Fellowship / Fellows

Edward Ball

  • 2016–2017
  • Journalism & Nonfiction
  • Beatrice Shepherd Blane Fellow
  • New York Public Library
Headshot of Edward Ball
Photo by Tony Rinaldo

This information is accurate as of the fellowship year indicated for each fellow.

Edward Ball is a nonfiction writer who has published five books of history and biography, including Slaves in the Family (Farrar, Straus & Giroux, 1998), an account of his family’s 170-year history as slaveholders in South Carolina. Ball is interested in the place of history and memory in the lives of ordinary people. Since 2010, he has taught nonfiction writing, part-time, at Yale University.

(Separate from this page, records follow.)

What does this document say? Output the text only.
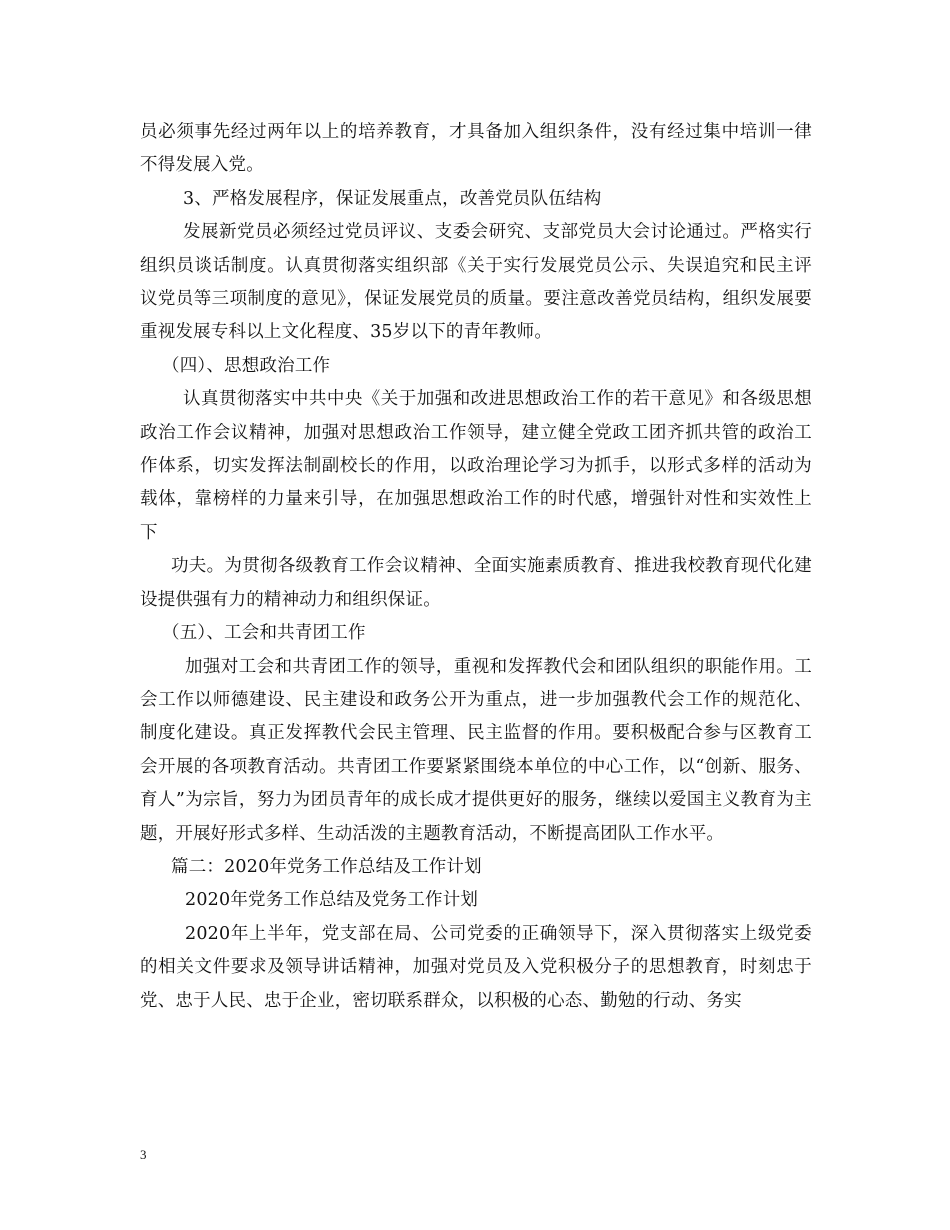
员必须事先经过两年以上的培养教育，才具备加入组织条件，没有经过集中培训一律不得发展入党。

3、严格发展程序，保证发展重点，改善党员队伍结构

发展新党员必须经过党员评议、支委会研究、支部党员大会讨论通过。严格实行组织员谈话制度。认真贯彻落实组织部《关于实行发展党员公示、失误追究和民主评议党员等三项制度的意见》，保证发展党员的质量。要注意改善党员结构，组织发展要重视发展专科以上文化程度、35岁以下的青年教师。

（四）、思想政治工作

认真贯彻落实中共中央《关于加强和改进思想政治工作的若干意见》和各级思想政治工作会议精神，加强对思想政治工作领导，建立健全党政工团齐抓共管的政治工作体系，切实发挥法制副校长的作用，以政治理论学习为抓手，以形式多样的活动为载体，靠榜样的力量来引导，在加强思想政治工作的时代感，增强针对性和实效性上下

功夫。为贯彻各级教育工作会议精神、全面实施素质教育、推进我校教育现代化建设提供强有力的精神动力和组织保证。

（五）、工会和共青团工作

加强对工会和共青团工作的领导，重视和发挥教代会和团队组织的职能作用。工会工作以师德建设、民主建设和政务公开为重点，进一步加强教代会工作的规范化、制度化建设。真正发挥教代会民主管理、民主监督的作用。要积极配合参与区教育工会开展的各项教育活动。共青团工作要紧紧围绕本单位的中心工作，以“创新、服务、育人”为宗旨，努力为团员青年的成长成才提供更好的服务，继续以爱国主义教育为主题，开展好形式多样、生动活泼的主题教育活动，不断提高团队工作水平。

篇二：2020年党务工作总结及工作计划

2020年党务工作总结及党务工作计划

2020年上半年，党支部在局、公司党委的正确领导下，深入贯彻落实上级党委的相关文件要求及领导讲话精神，加强对党员及入党积极分子的思想教育，时刻忠于党、忠于人民、忠于企业，密切联系群众，以积极的心态、勤勉的行动、务实

3
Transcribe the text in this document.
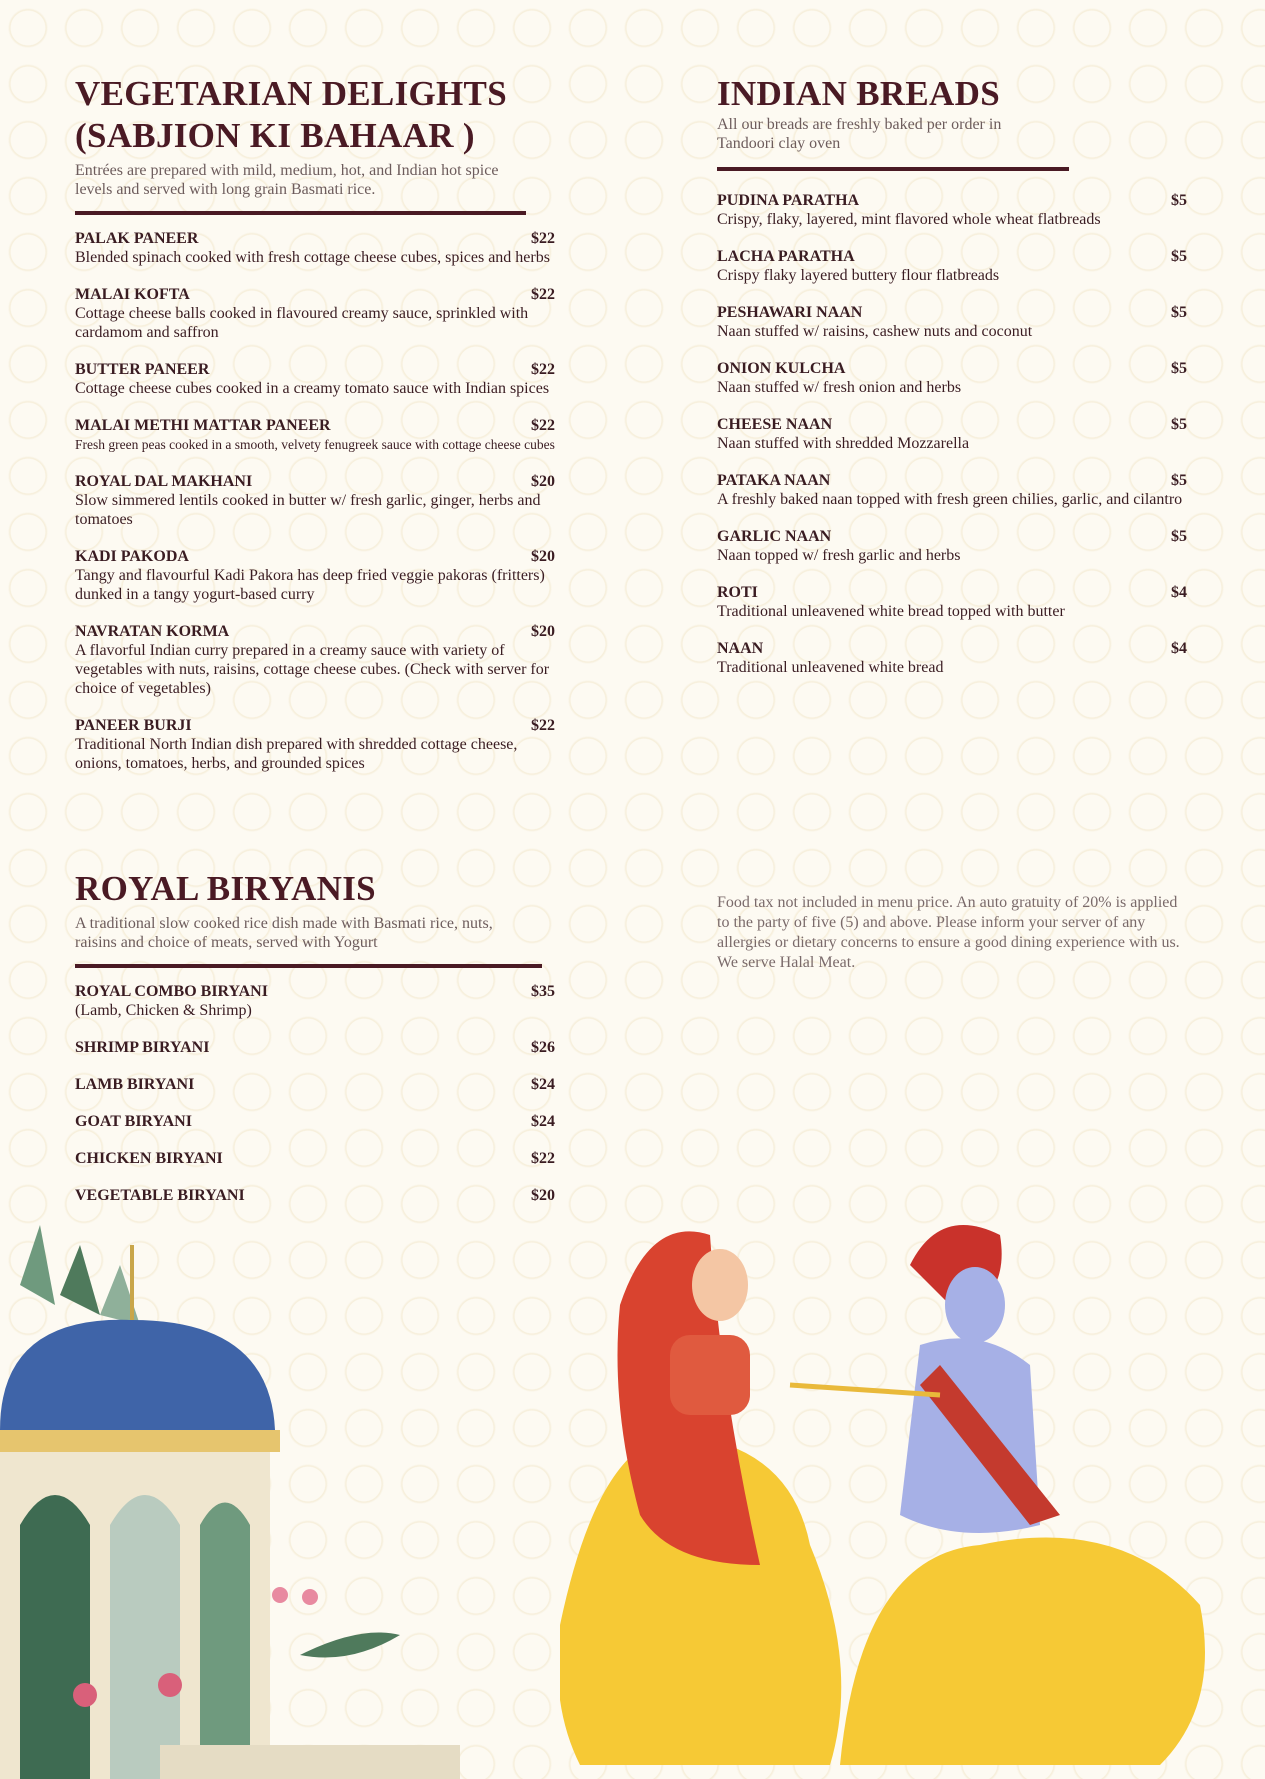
VEGETARIAN DELIGHTS
(SABJION KI BAHAAR )
Entrées are prepared with mild, medium, hot, and Indian hot spice levels and served with long grain Basmati rice.
PALAK PANEER	$22
Blended spinach cooked with fresh cottage cheese cubes, spices and herbs
MALAI KOFTA	$22
Cottage cheese balls cooked in flavoured creamy sauce, sprinkled with cardamom and saffron
BUTTER PANEER	$22
Cottage cheese cubes cooked in a creamy tomato sauce with Indian spices
MALAI METHI MATTAR PANEER	$22
Fresh green peas cooked in a smooth, velvety fenugreek sauce with cottage cheese cubes
ROYAL DAL MAKHANI	$20
Slow simmered lentils cooked in butter w/ fresh garlic, ginger, herbs and tomatoes
KADI PAKODA	$20
Tangy and flavourful Kadi Pakora has deep fried veggie pakoras (fritters) dunked in a tangy yogurt-based curry
NAVRATAN KORMA	$20
A flavorful Indian curry prepared in a creamy sauce with variety of vegetables with nuts, raisins, cottage cheese cubes. (Check with server for choice of vegetables)
PANEER BURJI	$22
Traditional North Indian dish prepared with shredded cottage cheese, onions, tomatoes, herbs, and grounded spices
ROYAL BIRYANIS
A traditional slow cooked rice dish made with Basmati rice, nuts, raisins and choice of meats, served with Yogurt
ROYAL COMBO BIRYANI	$35
(Lamb, Chicken & Shrimp)
SHRIMP BIRYANI	$26
LAMB BIRYANI	$24
GOAT BIRYANI	$24
CHICKEN BIRYANI	$22
VEGETABLE BIRYANI	$20
INDIAN BREADS
All our breads are freshly baked per order in Tandoori clay oven
PUDINA PARATHA	$5
Crispy, flaky, layered, mint flavored whole wheat flatbreads
LACHA PARATHA	$5
Crispy flaky layered buttery flour flatbreads
PESHAWARI NAAN	$5
Naan stuffed w/ raisins, cashew nuts and coconut
ONION KULCHA	$5
Naan stuffed w/ fresh onion and herbs
CHEESE NAAN	$5
Naan stuffed with shredded Mozzarella
PATAKA NAAN	$5
A freshly baked naan topped with fresh green chilies, garlic, and cilantro
GARLIC NAAN	$5
Naan topped w/ fresh garlic and herbs
ROTI	$4
Traditional unleavened white bread topped with butter
NAAN	$4
Traditional unleavened white bread
Food tax not included in menu price. An auto gratuity of 20% is applied to the party of five (5) and above. Please inform your server of any allergies or dietary concerns to ensure a good dining experience with us. We serve Halal Meat.
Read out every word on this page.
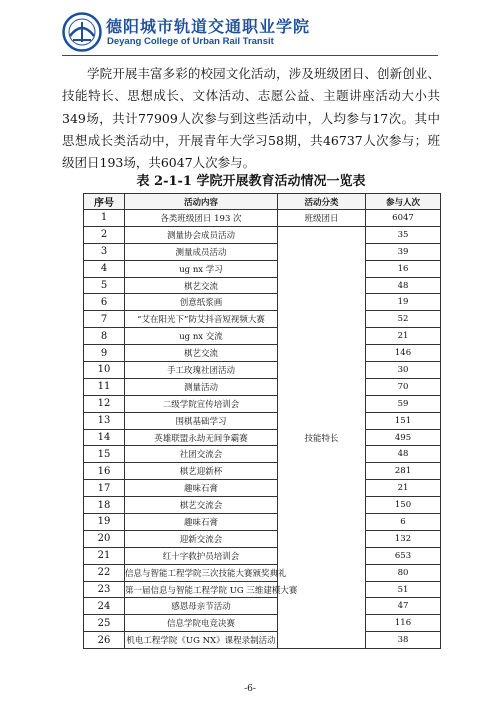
德阳城市轨道交通职业学院
Deyang College of Urban Rail Transit

学院开展丰富多彩的校园文化活动，涉及班级团日、创新创业、技能特长、思想成长、文体活动、志愿公益、主题讲座活动大小共349场，共计77909人次参与到这些活动中，人均参与17次。其中思想成长类活动中，开展青年大学习58期，共46737人次参与；班级团日193场，共6047人次参与。

表 2-1-1 学院开展教育活动情况一览表

序号	活动内容	活动分类	参与人次
1	各类班级团日 193 次	班级团日	6047
2	测量协会成员活动	技能特长	35
3	测量成员活动		39
4	ug nx 学习		16
5	棋艺交流		48
6	创意纸浆画		19
7	“艾在阳光下”防艾抖音短视频大赛		52
8	ug nx 交流		21
9	棋艺交流		146
10	手工玫瑰社团活动		30
11	测量活动		70
12	二级学院宣传培训会		59
13	围棋基础学习		151
14	英雄联盟永劫无间争霸赛		495
15	社团交流会		48
16	棋艺迎新杯		281
17	趣味石膏		21
18	棋艺交流会		150
19	趣味石膏		6
20	迎新交流会		132
21	红十字救护员培训会		653
22	信息与智能工程学院三次技能大赛颁奖典礼		80
23	第一届信息与智能工程学院 UG 三维建模大赛		51
24	感恩母亲节活动		47
25	信息学院电竞决赛		116
26	机电工程学院《UG NX》课程录制活动		38
-6-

At the Radcliffe Institute, Ball is investigating the life of a fighter in the Ku Klux Klan in Louisiana, a member of Ball’s own family, examining the role of a participant in the race terror that spread through the South after the end of the Civil War, during Reconstruction. The book he is writing is outwardly the biography of a plain Southerner, a person neither distinguished nor well documented, while it is also an attempt to explore the roots of white supremacy. 

Winner of a National Book Award for Slaves in the Family, Ball has written two books that reached the New York Times Best Sellers list. He is the recipient of a fellowship from the Dorothy and Lewis B. Cullman Center for Scholars and Writers at the New York Public Library and a grant from the Public Scholar Program of the National Endowment for the Humanities. His book The Inventor and the Tycoon: A Gilded Age Murder and the Birth of Moving Pictures (Doubleday, 2013)—a story of the photographer Eadweard Muybridge in 1880s California—is in development as a television miniseries.